Pardon M. Fleur
Je demande « pardon M. Fleur ». M. Fleur, un joli nom pour un homme qui travaille la terre. La dernière fois que je l’ai vu c’était il y a 32 ans. Il habitait avec sa femme une ferme derrière les bois.
Une bien jolie ferme avec une maison de maître, des dépendances et face à cela une vieille église qui servait de grange ou d’étable j’ai jamais très bien su. C’était beau, autrefois, mais le temps avait fait son œuvre, les vitraux étaient éventrés, les murs lézardés, le crépi partait par endroit. Au milieu, une cour boueuse où se promenaient poules et canards.

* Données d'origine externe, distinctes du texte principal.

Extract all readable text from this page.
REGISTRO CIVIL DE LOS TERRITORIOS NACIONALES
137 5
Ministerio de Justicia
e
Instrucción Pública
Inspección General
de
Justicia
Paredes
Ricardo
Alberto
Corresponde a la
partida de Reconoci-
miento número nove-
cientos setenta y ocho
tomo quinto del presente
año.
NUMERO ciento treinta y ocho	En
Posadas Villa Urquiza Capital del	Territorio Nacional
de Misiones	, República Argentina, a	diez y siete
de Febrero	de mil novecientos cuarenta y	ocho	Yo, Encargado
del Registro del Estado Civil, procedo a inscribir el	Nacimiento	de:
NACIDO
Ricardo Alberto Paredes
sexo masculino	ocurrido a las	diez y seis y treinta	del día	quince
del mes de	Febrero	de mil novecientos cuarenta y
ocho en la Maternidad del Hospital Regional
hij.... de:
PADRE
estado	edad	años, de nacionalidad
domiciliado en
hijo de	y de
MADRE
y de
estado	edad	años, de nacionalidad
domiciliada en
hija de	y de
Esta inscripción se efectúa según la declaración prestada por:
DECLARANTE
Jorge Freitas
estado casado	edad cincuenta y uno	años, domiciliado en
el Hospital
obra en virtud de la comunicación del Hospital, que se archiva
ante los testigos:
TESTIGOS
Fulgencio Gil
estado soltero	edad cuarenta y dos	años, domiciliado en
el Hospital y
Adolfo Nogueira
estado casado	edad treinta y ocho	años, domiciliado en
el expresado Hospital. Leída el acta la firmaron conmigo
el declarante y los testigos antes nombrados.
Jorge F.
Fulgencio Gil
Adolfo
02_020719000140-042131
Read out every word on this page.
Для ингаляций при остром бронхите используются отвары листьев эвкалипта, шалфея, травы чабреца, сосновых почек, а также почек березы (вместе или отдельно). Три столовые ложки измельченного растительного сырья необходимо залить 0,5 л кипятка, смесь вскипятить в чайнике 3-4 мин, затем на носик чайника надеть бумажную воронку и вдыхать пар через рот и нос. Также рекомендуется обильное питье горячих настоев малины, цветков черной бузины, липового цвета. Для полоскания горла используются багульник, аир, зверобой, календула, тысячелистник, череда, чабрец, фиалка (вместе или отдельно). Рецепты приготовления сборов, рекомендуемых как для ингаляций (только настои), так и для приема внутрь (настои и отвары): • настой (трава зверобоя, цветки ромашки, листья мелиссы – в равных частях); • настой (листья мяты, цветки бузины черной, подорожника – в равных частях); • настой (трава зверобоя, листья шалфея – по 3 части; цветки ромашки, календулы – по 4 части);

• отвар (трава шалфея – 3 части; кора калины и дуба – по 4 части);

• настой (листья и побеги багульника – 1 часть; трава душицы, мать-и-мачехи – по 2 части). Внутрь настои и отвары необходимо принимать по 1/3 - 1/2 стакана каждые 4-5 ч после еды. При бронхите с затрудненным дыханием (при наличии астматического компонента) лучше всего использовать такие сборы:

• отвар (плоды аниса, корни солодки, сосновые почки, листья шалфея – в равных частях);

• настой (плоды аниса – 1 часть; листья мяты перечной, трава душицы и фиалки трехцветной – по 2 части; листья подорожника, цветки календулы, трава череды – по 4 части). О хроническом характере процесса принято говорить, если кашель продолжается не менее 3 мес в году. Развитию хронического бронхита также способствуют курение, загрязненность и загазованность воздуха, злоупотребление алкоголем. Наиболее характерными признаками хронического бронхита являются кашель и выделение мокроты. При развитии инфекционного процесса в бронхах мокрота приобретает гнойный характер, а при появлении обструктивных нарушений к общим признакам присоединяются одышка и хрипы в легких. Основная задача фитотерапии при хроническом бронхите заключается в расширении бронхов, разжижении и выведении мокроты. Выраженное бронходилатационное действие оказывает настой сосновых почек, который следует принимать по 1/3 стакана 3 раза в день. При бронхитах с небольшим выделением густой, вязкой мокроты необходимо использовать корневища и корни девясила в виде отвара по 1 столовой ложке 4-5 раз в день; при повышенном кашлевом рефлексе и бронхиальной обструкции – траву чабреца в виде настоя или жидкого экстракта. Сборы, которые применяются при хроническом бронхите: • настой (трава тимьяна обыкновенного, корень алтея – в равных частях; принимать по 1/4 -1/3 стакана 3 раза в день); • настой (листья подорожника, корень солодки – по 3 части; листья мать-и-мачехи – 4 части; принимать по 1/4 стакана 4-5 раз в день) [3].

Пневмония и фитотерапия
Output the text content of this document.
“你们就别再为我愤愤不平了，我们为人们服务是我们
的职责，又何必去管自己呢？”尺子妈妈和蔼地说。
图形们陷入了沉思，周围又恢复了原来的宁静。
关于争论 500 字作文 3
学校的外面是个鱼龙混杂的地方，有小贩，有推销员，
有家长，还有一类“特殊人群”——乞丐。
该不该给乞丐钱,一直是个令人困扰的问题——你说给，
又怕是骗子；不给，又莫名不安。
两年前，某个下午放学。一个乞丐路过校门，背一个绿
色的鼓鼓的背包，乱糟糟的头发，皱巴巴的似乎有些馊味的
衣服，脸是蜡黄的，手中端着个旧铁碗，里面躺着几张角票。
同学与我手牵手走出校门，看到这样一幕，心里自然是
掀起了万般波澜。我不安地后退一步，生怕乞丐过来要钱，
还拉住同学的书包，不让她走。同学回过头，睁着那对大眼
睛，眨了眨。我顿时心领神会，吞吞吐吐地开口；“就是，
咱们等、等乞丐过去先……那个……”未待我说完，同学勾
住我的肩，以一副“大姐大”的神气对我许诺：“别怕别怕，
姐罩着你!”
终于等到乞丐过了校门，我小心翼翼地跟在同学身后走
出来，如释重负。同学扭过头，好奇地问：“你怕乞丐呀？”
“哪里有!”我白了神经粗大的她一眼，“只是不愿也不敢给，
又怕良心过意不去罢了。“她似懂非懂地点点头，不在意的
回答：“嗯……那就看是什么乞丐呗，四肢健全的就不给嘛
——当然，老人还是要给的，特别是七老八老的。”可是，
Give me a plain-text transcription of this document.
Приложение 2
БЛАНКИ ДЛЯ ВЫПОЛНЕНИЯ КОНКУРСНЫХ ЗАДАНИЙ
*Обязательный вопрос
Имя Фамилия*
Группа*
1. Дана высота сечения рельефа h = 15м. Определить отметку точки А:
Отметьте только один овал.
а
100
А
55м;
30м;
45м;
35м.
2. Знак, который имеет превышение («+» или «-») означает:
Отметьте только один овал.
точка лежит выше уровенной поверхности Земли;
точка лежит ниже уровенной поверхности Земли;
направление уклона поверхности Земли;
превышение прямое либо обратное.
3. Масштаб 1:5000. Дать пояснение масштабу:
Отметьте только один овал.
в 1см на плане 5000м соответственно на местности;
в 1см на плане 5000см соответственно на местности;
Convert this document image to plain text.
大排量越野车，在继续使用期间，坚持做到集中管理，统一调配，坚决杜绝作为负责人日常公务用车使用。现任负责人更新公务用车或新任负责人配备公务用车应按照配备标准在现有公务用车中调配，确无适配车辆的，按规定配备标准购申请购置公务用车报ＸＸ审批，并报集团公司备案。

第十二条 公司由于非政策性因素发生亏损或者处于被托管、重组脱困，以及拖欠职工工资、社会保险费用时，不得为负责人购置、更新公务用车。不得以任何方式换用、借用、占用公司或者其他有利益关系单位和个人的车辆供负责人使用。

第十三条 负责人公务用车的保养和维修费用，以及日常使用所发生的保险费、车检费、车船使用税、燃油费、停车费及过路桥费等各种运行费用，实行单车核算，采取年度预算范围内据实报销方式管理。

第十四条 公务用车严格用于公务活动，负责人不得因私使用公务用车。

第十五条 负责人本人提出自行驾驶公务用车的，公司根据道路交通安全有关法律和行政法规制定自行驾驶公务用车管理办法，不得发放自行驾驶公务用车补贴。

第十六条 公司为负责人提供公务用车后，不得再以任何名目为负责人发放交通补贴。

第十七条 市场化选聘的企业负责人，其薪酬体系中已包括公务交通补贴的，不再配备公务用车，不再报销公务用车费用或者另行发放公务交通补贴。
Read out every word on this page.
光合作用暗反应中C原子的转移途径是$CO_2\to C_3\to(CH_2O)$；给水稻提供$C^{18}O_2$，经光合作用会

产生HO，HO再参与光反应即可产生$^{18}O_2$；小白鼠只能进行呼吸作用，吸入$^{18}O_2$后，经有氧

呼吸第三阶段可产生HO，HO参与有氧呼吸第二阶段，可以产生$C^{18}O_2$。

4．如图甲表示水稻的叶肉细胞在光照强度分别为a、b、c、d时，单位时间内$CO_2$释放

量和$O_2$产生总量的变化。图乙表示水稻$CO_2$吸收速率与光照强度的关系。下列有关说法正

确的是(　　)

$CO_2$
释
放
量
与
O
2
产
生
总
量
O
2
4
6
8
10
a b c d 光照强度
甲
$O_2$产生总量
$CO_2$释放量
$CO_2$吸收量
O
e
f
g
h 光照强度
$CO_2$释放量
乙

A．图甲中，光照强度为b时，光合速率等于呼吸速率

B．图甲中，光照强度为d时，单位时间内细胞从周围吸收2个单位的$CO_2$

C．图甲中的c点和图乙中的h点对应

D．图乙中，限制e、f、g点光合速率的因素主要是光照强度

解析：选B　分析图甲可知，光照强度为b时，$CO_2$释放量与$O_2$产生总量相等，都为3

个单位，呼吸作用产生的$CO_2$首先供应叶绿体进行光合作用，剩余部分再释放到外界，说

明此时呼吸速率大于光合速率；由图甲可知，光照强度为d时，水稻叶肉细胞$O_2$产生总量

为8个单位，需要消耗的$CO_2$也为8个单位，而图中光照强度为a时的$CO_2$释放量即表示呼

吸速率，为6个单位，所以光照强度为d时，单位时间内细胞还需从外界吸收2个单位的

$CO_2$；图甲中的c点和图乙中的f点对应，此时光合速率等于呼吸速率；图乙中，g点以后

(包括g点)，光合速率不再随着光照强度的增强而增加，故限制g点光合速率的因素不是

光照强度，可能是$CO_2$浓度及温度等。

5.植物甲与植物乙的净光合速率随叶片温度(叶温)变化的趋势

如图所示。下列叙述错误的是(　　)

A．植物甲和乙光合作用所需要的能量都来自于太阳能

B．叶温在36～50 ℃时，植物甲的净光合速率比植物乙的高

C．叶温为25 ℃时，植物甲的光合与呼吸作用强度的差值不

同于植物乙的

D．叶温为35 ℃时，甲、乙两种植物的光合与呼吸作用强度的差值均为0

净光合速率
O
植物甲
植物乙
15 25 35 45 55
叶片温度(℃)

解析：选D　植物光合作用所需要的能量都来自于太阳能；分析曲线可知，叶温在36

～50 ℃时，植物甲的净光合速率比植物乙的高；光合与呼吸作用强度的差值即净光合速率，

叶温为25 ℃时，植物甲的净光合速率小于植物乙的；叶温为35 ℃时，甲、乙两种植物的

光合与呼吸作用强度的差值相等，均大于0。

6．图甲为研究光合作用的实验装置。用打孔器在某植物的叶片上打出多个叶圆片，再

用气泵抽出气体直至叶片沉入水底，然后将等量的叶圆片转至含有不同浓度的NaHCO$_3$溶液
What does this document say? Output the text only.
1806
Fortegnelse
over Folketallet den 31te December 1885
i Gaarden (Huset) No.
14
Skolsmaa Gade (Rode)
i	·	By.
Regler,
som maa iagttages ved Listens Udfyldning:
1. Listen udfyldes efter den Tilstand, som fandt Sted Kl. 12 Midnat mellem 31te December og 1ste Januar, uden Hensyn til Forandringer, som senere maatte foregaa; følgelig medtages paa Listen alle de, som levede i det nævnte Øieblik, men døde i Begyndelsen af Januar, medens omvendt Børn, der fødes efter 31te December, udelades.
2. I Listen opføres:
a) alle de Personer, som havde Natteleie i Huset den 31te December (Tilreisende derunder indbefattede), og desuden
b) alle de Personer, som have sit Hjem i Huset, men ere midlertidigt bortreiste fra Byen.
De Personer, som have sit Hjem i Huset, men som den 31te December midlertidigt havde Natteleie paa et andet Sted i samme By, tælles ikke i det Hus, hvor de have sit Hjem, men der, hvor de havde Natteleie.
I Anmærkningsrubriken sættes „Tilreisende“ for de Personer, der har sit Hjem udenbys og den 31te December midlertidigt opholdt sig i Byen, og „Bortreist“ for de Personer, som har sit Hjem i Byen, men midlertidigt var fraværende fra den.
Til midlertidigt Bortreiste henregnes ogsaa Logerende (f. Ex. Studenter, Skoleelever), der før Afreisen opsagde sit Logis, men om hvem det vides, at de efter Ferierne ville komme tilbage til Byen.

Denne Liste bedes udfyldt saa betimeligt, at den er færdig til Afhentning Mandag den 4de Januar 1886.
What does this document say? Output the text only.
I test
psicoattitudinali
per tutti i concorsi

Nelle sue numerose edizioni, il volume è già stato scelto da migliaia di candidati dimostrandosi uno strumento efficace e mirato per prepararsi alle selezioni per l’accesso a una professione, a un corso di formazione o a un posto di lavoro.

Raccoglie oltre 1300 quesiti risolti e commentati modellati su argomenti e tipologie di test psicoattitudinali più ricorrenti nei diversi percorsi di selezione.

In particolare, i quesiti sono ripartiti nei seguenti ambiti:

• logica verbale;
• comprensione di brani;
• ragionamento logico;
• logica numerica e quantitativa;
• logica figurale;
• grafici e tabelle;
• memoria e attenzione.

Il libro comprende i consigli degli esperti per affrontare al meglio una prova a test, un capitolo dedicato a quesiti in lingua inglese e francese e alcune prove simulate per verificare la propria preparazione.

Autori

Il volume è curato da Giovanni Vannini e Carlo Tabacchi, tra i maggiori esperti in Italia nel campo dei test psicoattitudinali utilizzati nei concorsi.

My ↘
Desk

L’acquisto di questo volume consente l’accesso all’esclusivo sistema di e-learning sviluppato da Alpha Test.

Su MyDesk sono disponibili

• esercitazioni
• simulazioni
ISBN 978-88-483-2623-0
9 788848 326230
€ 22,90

Ils étaient durs à la tâche, ridés, ravinés par l’air, le soleil et le travail mais avec une lumière au fond des yeux et un magnifique sourire pour qui arrivait. Une vie aride mais une vraie vie, ils plantaient, s’occupaient du troupeau, récoltaient et lorsque venait la saison des pommes nous allions avec mes parents chercher de plein cageots de belles pommes dodues, sucrées et parfumées.
Je n’ai jamais mangé de telles Golden, légèrement rosées, pleines de jus avec un goût de cannelle. Elles étaient énormes. Des vraies pommes comme on pourrait les rêver. Les arbres étaient très hauts avec un beau tronc bien sain, ils étaient la fierté de ce couple. Tous les ans ils comptaient les dizaines de kilos de pommes que donnait tel ou tel arbre. Un peu comme on surveille les devoirs de son enfant et les notes rapportées de l’école. Ils veillaient avec amour sur leur verger.
Un jour maman est allée là-bas, l’homme pleurait, la femme était rentrée dans sa maison et ne voulait pas voir ça. Des bucherons étaient en train d’abattre les magnifiques pommiers, ces pommiers qui avaient plus de trente ans peut-être même plus de cinquante ans, qu’ils avaient bichonnés, attentifs aux tâches sur les feuilles, aux insectes et à tous les dangers de la nature.
Pourquoi ? « Vous savez les quotas, des décisions prisent dans les bureaux de la commission européenne, trop de pommes, il faut faire augmenter les prix, toussa toussa ».
A côté il y a des champs entiers de Golden qui poussent sur des arbres riquiqui des arbres qui ne dépassent pas 1,50 pour qu’on puisse bien ramasser toutes les pommes à la main. Les arbres forcés, qu’on arrose sans cesse pour gonfler les fruits d’eau et pour qu’ils pèsent plus, pour qu’ils rapportent plus, même s’ils sont moins bons.
Pardon M. Fleur pour notre bêtise, pardon pour vos arbres abattus et votre cœur déchiré, pardon Mme Fleur d’avoir fait pleurer votre mari et peut-être vous aussi, cachée dans votre maison.